Once arrived in Mercury, things begin to go wrong: she discovers that Buddy can't meet her at the drop of a hat, you know, having a baby daughter and all, and that the past has a way of closing in on her, in the persons of family and former classmates. One of these former classmates becomes an actively discouraging voice, who nevertheless enables her: Matt, the nebbishy nerd who had the locker next to her, who has grown into a shlubby, nebbishy nerd, after sustaining a severe beating at the hands of some of Mavis' jock friends; for a while, the beating was considered a hate crime, since the jocks thought Matt was gay, but since Matt maintained his heterosexuality, the beating became "just one of those things that happen".
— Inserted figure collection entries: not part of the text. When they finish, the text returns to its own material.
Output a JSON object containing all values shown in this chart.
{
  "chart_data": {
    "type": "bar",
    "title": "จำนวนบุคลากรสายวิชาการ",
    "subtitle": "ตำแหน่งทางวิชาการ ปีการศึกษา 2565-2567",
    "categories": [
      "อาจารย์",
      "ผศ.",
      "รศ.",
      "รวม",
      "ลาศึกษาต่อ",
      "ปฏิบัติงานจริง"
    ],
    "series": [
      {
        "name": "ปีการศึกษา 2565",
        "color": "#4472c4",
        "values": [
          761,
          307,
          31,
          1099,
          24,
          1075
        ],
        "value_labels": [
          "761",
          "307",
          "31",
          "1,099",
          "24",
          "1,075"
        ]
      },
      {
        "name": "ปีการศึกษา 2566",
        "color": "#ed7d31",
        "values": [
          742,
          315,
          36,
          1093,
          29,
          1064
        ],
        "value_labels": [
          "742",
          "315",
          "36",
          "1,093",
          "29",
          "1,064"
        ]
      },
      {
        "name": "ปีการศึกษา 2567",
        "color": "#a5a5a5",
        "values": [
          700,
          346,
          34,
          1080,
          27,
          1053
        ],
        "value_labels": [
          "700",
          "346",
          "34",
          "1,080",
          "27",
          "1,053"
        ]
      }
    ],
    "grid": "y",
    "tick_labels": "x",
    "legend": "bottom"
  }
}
Mavis' campaign goes from bad to worse, and she winds up in a spot where she might have to confront some ugly truths about herself. But, fortunately for the film and for my sanity, she returns to Minneapolis, maybe a little sadder, but certainly no wiser, ready to resume her headlong race to the bottom. There is no catharsis, merely a fiasco, the only "message" delivered is get the hell out of your small town; and I for one am indebted to Diablo Cody and Jason Reitman for not going the "After School Special" route which so many other, similarly premised films would have followed. Kudos also to Charlize Theron and Patton Oswalt, for making their thoroughly flawed characters believable, and not quite likable.